SARS does, however, represent a genuine opening of the kind that China’s fledgling independent media are adept at exploiting. One reporter at my magazine described the ideal story as a ping-pong shot that just catches the edge of the table. Caijing‘s most popular tactic for pushing the bounds of any grant of journalistic freedom is to couch political and social criticisms–highly taboo subjects–in terms of economic reform. In late 2000, one major story managed to detail a host of illegal practices, from insider trading to price-fixing, among China’s large investment funds. (Unlike banks, the stock market is a relatively unimportant source of capital, not as fundamental to economic stability, and hence permitted much more honest coverage.) The next year, another story documenting nearly $100 million in fraudulent profits led to the collapse of a major corporation and the arrest of its president. Both articles carried broad political implications, given the subjects’ high-level government ties. But Caijing avoided censorship by presenting both as purely financial stories. It’s perhaps no surprise, then, that Wang Shuo, a colleague at Caijing, says that for Chinese journalists, “the most important survival skill is knowing how to deal with the government.”
The SARS story has provided an opportunity to employ the same deft touch. We recently published a feature recounting the debate within Chinese scientific and governmental circles about whether SARS was caused by a coronavirus or a rare form of airborne chlamydia. It was impossible to read the article without noticing how often bureaucrats had suppressed research and how much energy officials had put into advancing their pet theory about chlamydia, despite the protests of doctors and absent meaningful scientific evidence. Or take my recent work, on the success of American, Canadian, and Singaporean public health systems in controlling SARS. The government would no doubt object to an editorial arguing that China should copy America’s public-health and disaster-relief institutions. But readers surely got the same message from these “news” stories.
The newfound freedom on SARS contrasts sharply with the ongoing censorship of other topics, from the Tiananmen Square massacre of 14 years ago to the persecution of the Falun Gong sect to Taiwanese and Tibetan sovereignty.
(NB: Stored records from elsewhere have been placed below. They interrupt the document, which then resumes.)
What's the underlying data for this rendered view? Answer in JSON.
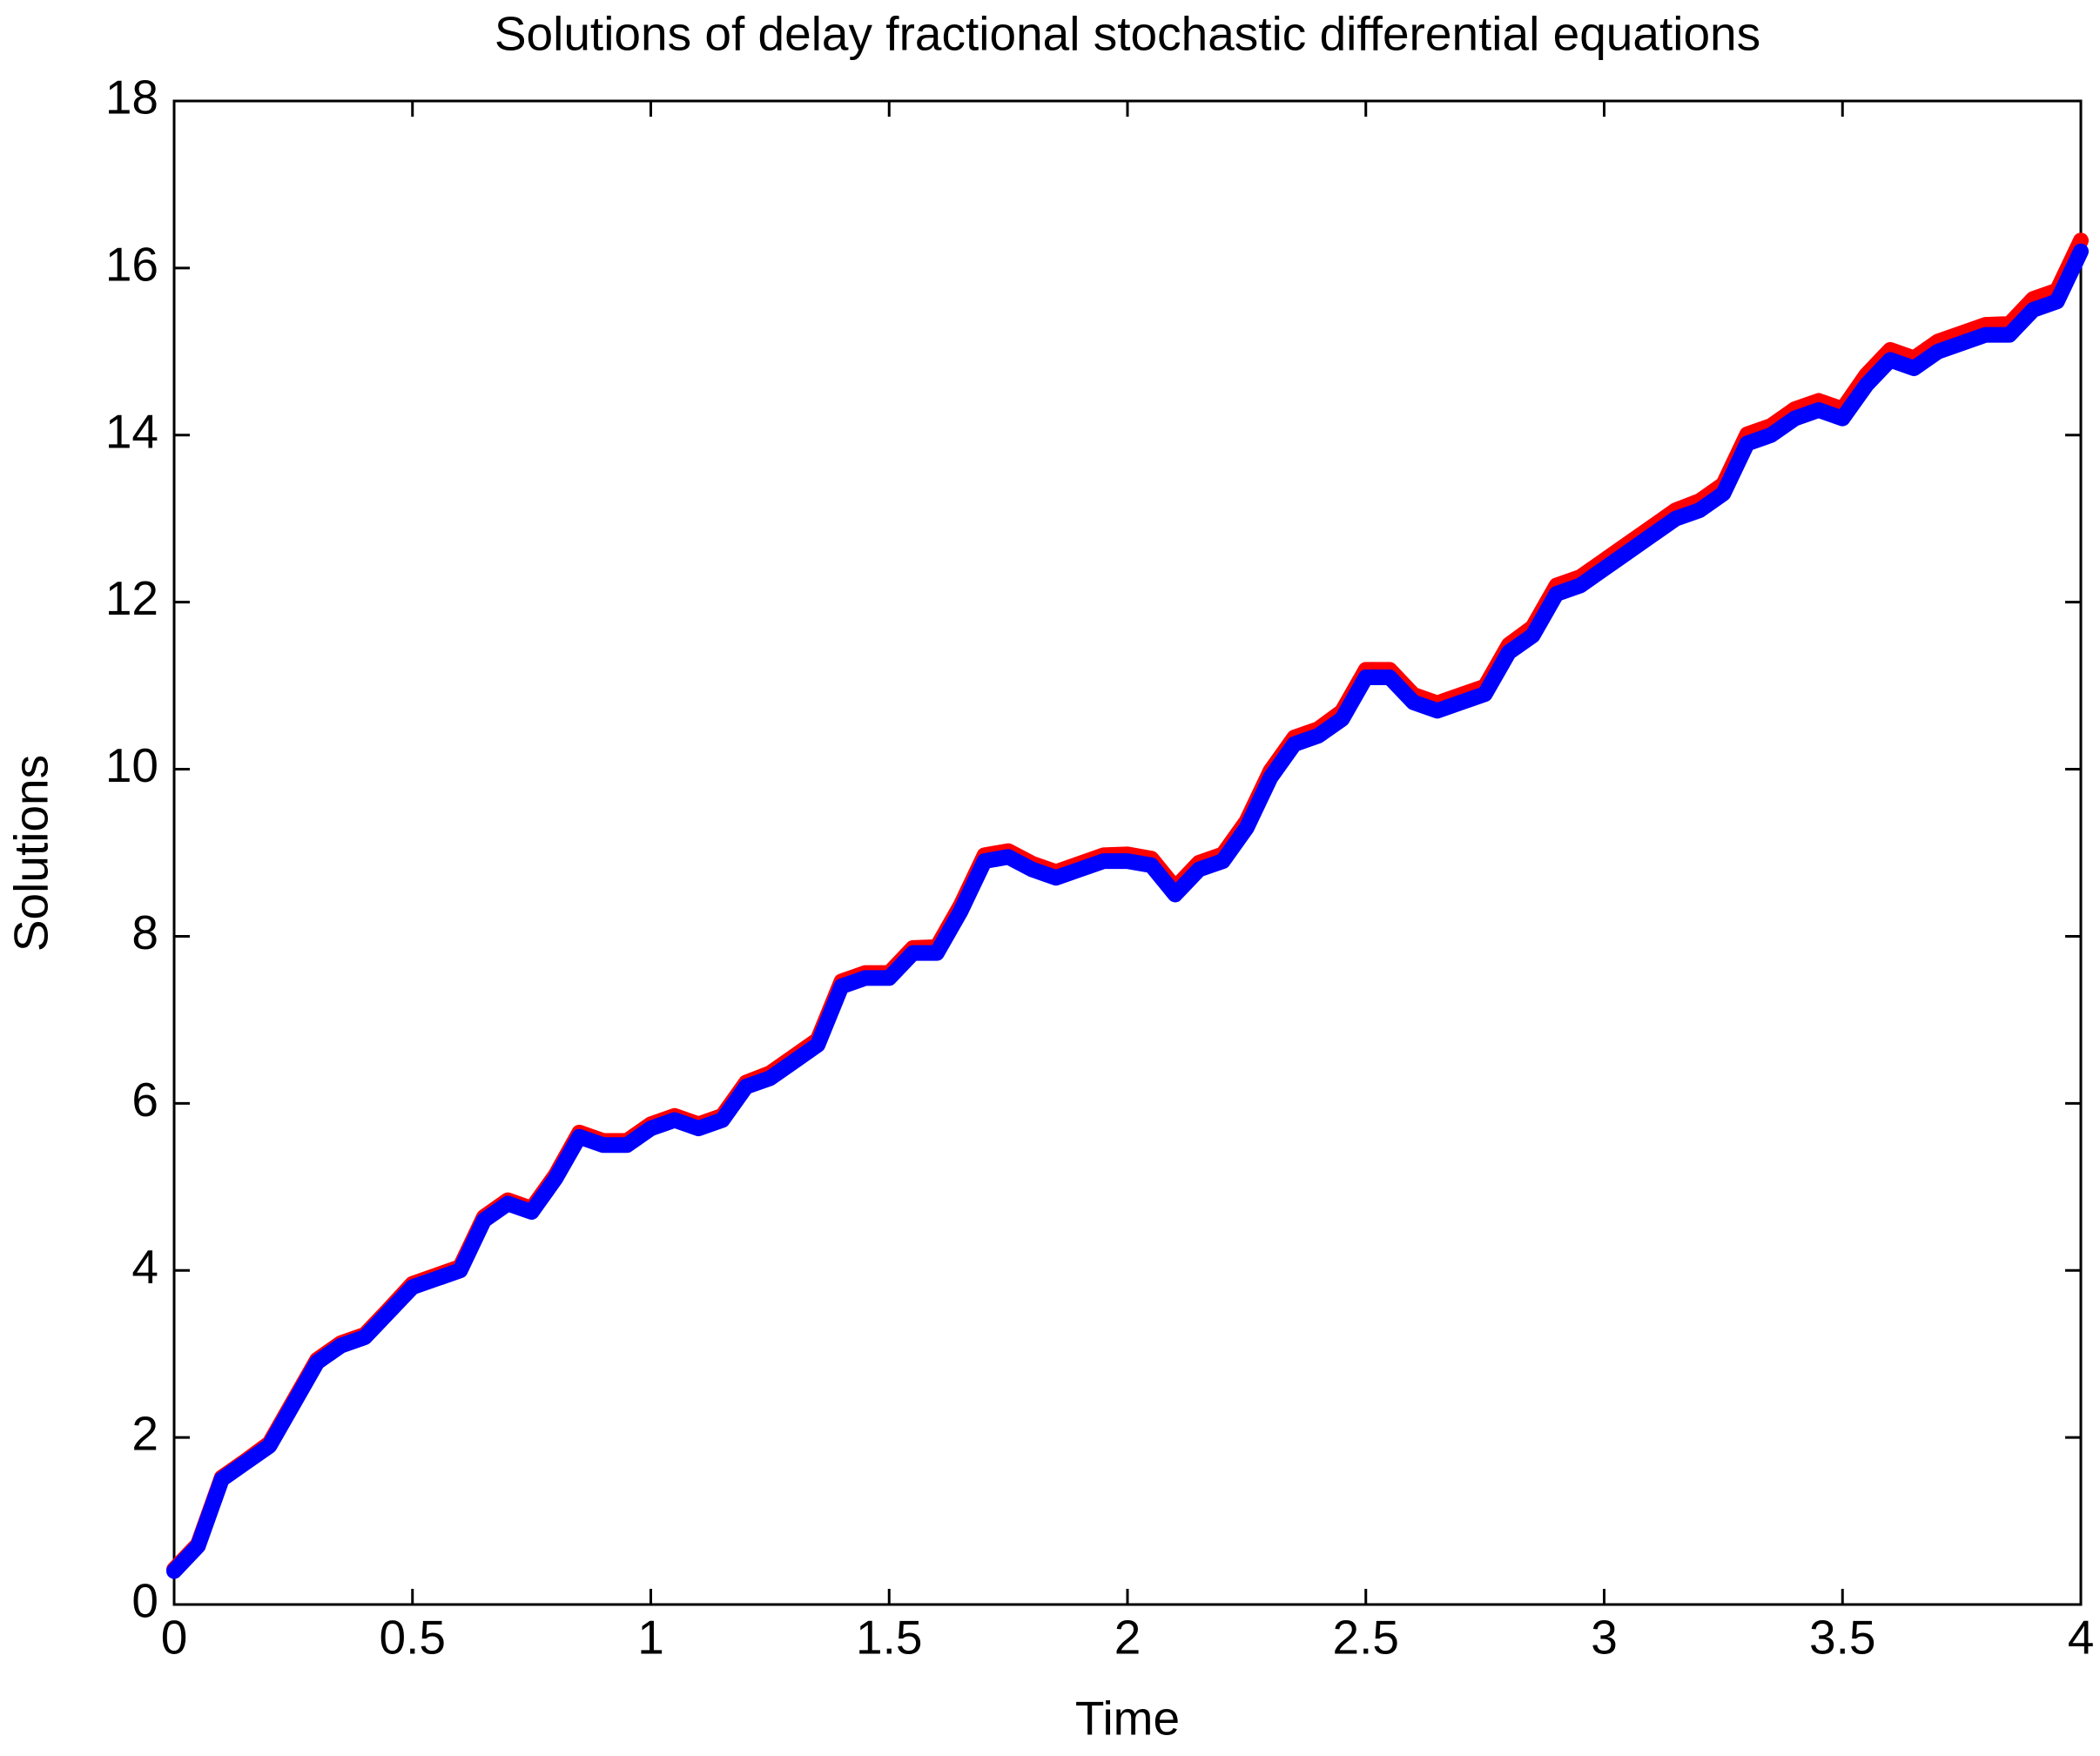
{
  "chart_data": {
    "type": "line",
    "title": "Solutions of delay fractional stochastic differential equations",
    "x_label": "Time",
    "y_label": "Solutions",
    "x": [
      0,
      0.05,
      0.1,
      0.15,
      0.2,
      0.25,
      0.3,
      0.35,
      0.4,
      0.45,
      0.5,
      0.55,
      0.6,
      0.65,
      0.7,
      0.75,
      0.8,
      0.85,
      0.9,
      0.95,
      1,
      1.05,
      1.1,
      1.15,
      1.2,
      1.25,
      1.3,
      1.35,
      1.4,
      1.45,
      1.5,
      1.55,
      1.6,
      1.65,
      1.7,
      1.75,
      1.8,
      1.85,
      1.9,
      1.95,
      2,
      2.05,
      2.1,
      2.15,
      2.2,
      2.25,
      2.3,
      2.35,
      2.4,
      2.45,
      2.5,
      2.55,
      2.6,
      2.65,
      2.7,
      2.75,
      2.8,
      2.85,
      2.9,
      2.95,
      3,
      3.05,
      3.1,
      3.15,
      3.2,
      3.25,
      3.3,
      3.35,
      3.4,
      3.45,
      3.5,
      3.55,
      3.6,
      3.65,
      3.7,
      3.75,
      3.8,
      3.85,
      3.9,
      3.95,
      4
    ],
    "series": [
      {
        "color": "#ff0000",
        "values": [
          0.42,
          0.72,
          1.52,
          1.72,
          1.93,
          2.43,
          2.93,
          3.13,
          3.23,
          3.53,
          3.84,
          3.94,
          4.04,
          4.64,
          4.84,
          4.74,
          5.14,
          5.65,
          5.55,
          5.55,
          5.75,
          5.85,
          5.75,
          5.85,
          6.25,
          6.36,
          6.56,
          6.76,
          7.46,
          7.56,
          7.56,
          7.86,
          7.87,
          8.37,
          8.97,
          9.02,
          8.87,
          8.77,
          8.87,
          8.97,
          8.98,
          8.93,
          8.58,
          8.88,
          8.98,
          9.38,
          9.98,
          10.38,
          10.48,
          10.69,
          11.19,
          11.19,
          10.89,
          10.79,
          10.89,
          10.99,
          11.49,
          11.7,
          12.2,
          12.3,
          12.5,
          12.7,
          12.9,
          13.1,
          13.21,
          13.41,
          14.01,
          14.11,
          14.31,
          14.41,
          14.31,
          14.72,
          15.02,
          14.92,
          15.12,
          15.22,
          15.32,
          15.33,
          15.63,
          15.73,
          16.33
        ]
      },
      {
        "color": "#0000ff",
        "values": [
          0.4,
          0.7,
          1.5,
          1.7,
          1.9,
          2.4,
          2.9,
          3.1,
          3.2,
          3.5,
          3.8,
          3.9,
          4.0,
          4.6,
          4.8,
          4.7,
          5.1,
          5.6,
          5.5,
          5.5,
          5.7,
          5.8,
          5.7,
          5.8,
          6.2,
          6.3,
          6.5,
          6.7,
          7.4,
          7.5,
          7.5,
          7.8,
          7.8,
          8.3,
          8.9,
          8.95,
          8.8,
          8.7,
          8.8,
          8.9,
          8.9,
          8.85,
          8.5,
          8.8,
          8.9,
          9.3,
          9.9,
          10.3,
          10.4,
          10.6,
          11.1,
          11.1,
          10.8,
          10.7,
          10.8,
          10.9,
          11.4,
          11.6,
          12.1,
          12.2,
          12.4,
          12.6,
          12.8,
          13.0,
          13.1,
          13.3,
          13.9,
          14.0,
          14.2,
          14.3,
          14.2,
          14.6,
          14.9,
          14.8,
          15.0,
          15.1,
          15.2,
          15.2,
          15.5,
          15.6,
          16.2
        ]
      }
    ],
    "xlim": [
      0,
      4
    ],
    "xticks": [
      0,
      0.5,
      1,
      1.5,
      2,
      2.5,
      3,
      3.5,
      4
    ],
    "ylim": [
      0,
      18
    ],
    "yticks": [
      0,
      2,
      4,
      6,
      8,
      10,
      12,
      14,
      16,
      18
    ],
    "grid": false
  }
}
And the government could, of course, end its policy of openness on SARS at any time–though they’d pay a huge price both domestically and among crucial foreign investors. But until that happens, SARS presents an important opportunity. Having learned from the Tiananmen crackdown that rapid political change is not viable, China’s reformist journalists have adopted the path of step-by-step liberalization. Viewed within this framework, the SARS story may indeed represent an historic step forward–or, as my editor put it to me, “the greatest opportunity for opening the press” since 1989.